Green World Gray by Marianne Modica
My rating: 5 of 5 stars
How much history depends on one person? And how much of our future depends on our actions today?
Will and Halia Horace discover that every time Mom goes into the closet and exits in some kind of spaced-out bliss, she’s time-travelling to the past. But why? And how? Between Mom’s teary-eyed insistence on keeping their baby stuff and Dad’s drive to clear out the junk in the basement, it’s a mystery they have to solve to keep their family from falling apart. But that’s just the beginning. Faced with alternative futures that range from great to okay to really bad, Will and Hal have to figure out how to fix their family—especially when it’s their mom’s environmental work (or lack of it) that influences the future and there’s someone in the time stream who’s trying really hard to prevent it.
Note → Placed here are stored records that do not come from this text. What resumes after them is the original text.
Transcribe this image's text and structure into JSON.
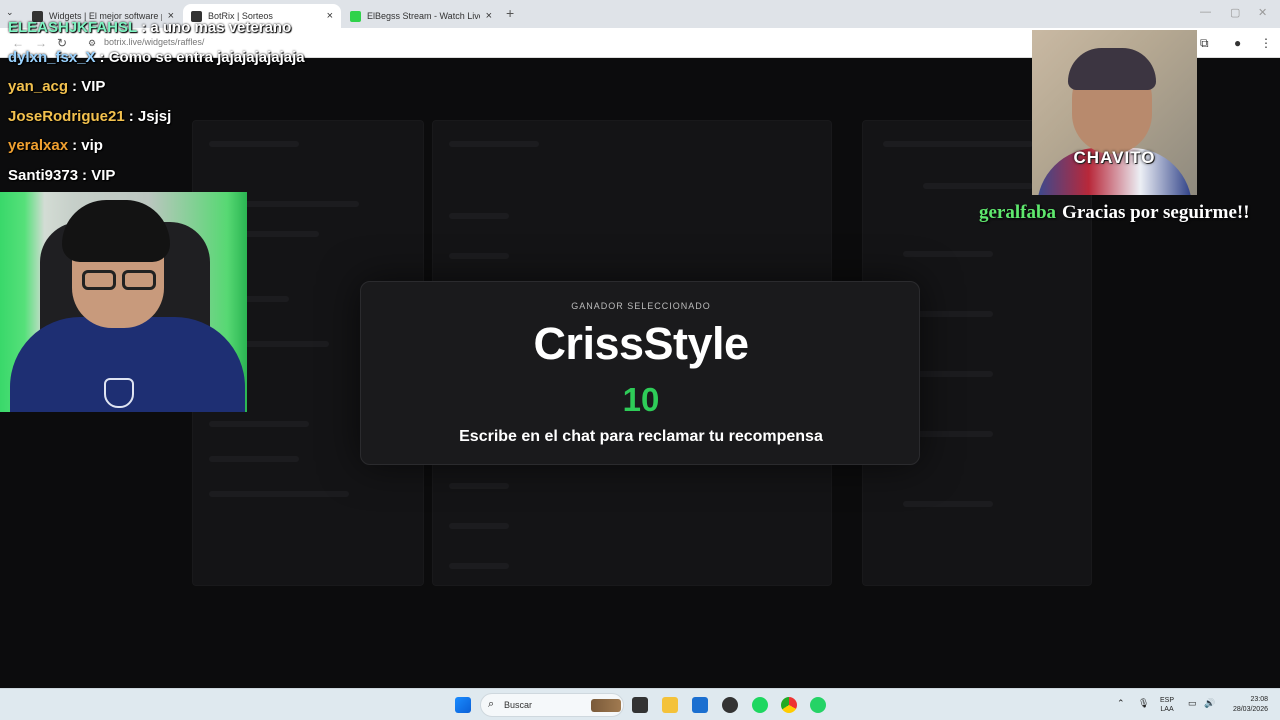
{
  "browser": {
    "tabs": [
      {
        "title": "Widgets | El mejor software para",
        "active": false
      },
      {
        "title": "BotRix | Sorteos",
        "active": true
      },
      {
        "title": "ElBegss Stream - Watch Live on",
        "active": false
      }
    ],
    "url": "botrix.live/widgets/raffles/"
  },
  "chat": [
    {
      "user": "dylxn_fsx_X",
      "message": "Como se entra jajajajajajaja",
      "color": "#9ad3ff"
    },
    {
      "user": "yan_acg",
      "message": "VIP",
      "color": "#f2c14e"
    },
    {
      "user": "JoseRodrigue21",
      "message": "Jsjsj",
      "color": "#f2c14e"
    },
    {
      "user": "yeralxax",
      "message": "vip",
      "color": "#f0a030"
    },
    {
      "user": "Santi9373",
      "message": "VIP",
      "color": "#ffffff"
    }
  ],
  "chat_partial_top": [
    {
      "user": "ELEASHJKFAHSL",
      "message": "a uno mas veterano",
      "color": "#7ff3c2"
    }
  ],
  "winner_modal": {
    "label": "GANADOR SELECCIONADO",
    "name": "CrissStyle",
    "number": "10",
    "message": "Escribe en el chat para reclamar tu recompensa",
    "accent": "#2ecc58"
  },
  "follow_alert": {
    "image_caption": "CHAVITO",
    "user": "geralfaba",
    "message": "Gracias por seguirme!!"
  },
  "taskbar": {
    "search_placeholder": "Buscar",
    "lang_top": "ESP",
    "lang_bottom": "LAA",
    "time": "23:08",
    "date": "28/03/2026"
  }
}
Green World Gray takes you on an exciting time-travel adventure filled with both fancy tech and sinister people. It explores the concept of watershed, where certain events or periods mark a turning point in a situation. Modica also emphasises that everyone is a watershed—we don’t know what things we do may influence the future. Even if we don’t become famous, it could be the small things we do that influence someone else, causing a ripple effect of change in our society.
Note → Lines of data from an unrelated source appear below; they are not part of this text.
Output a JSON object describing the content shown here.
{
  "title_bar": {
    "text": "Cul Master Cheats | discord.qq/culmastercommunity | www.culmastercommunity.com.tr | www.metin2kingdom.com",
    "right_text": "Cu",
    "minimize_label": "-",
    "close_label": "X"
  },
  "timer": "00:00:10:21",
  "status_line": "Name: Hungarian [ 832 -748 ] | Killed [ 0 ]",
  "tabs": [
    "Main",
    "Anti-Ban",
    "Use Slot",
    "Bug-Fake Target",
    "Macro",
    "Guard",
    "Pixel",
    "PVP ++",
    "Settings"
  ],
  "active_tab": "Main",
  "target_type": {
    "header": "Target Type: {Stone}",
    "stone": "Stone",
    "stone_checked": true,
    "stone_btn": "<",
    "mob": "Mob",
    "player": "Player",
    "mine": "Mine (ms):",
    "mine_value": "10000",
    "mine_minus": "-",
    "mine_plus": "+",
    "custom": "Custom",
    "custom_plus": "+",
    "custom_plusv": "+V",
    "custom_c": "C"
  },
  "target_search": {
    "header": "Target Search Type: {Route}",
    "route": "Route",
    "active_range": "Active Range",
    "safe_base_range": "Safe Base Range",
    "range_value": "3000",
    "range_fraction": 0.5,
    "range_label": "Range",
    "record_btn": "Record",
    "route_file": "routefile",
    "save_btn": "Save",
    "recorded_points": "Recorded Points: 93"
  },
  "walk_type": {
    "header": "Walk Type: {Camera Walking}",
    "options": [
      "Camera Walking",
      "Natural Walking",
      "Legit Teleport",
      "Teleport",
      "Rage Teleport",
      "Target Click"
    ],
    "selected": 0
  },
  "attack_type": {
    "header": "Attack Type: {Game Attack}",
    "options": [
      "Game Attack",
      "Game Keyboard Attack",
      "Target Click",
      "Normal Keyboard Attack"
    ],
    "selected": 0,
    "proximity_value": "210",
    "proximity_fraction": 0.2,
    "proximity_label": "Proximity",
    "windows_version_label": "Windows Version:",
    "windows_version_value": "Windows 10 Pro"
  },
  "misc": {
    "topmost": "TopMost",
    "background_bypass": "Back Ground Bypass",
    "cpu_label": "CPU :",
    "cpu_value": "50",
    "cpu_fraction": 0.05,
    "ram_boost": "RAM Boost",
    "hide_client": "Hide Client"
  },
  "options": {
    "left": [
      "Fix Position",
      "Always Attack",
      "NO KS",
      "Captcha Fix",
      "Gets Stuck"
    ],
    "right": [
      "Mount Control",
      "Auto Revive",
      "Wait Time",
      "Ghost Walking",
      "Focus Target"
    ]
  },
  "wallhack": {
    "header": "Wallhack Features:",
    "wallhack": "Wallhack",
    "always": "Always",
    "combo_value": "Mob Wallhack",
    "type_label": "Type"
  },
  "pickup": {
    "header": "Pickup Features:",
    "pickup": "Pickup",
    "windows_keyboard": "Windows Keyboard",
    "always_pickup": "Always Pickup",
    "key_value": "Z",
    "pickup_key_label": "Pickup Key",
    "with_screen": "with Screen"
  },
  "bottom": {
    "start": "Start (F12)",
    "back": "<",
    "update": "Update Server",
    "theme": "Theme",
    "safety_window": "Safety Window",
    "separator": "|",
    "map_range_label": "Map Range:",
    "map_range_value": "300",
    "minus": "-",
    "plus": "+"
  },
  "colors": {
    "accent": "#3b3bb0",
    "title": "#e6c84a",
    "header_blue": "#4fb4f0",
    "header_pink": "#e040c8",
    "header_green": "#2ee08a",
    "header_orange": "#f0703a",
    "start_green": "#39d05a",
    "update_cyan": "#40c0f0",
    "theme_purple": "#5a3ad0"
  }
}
I especially love the dynamics between the siblings. Thirteen-year-old Will is awkward, socially distant, and only cares about science—but he loves his family enough to do the things he dislikes in order to help both his mother and sister. Fifteen-year-old Halia doesn’t always understand Will, but when she’s faced with the opportunity to just forget about time-travel and live her life normally, she doesn’t. Because Will is now miserable—and the only time he was really happy and engaged was when he had access to the tech in the future. And it’s this willingness to sacrifice for each other’s happiness that really makes the difference.
Green World Gray is an excellent story on family, love, and working together to build a better world.
Note: I received a complimentary copy of this book from the author. I was given the book with no expectation of a positive review and the review is my own.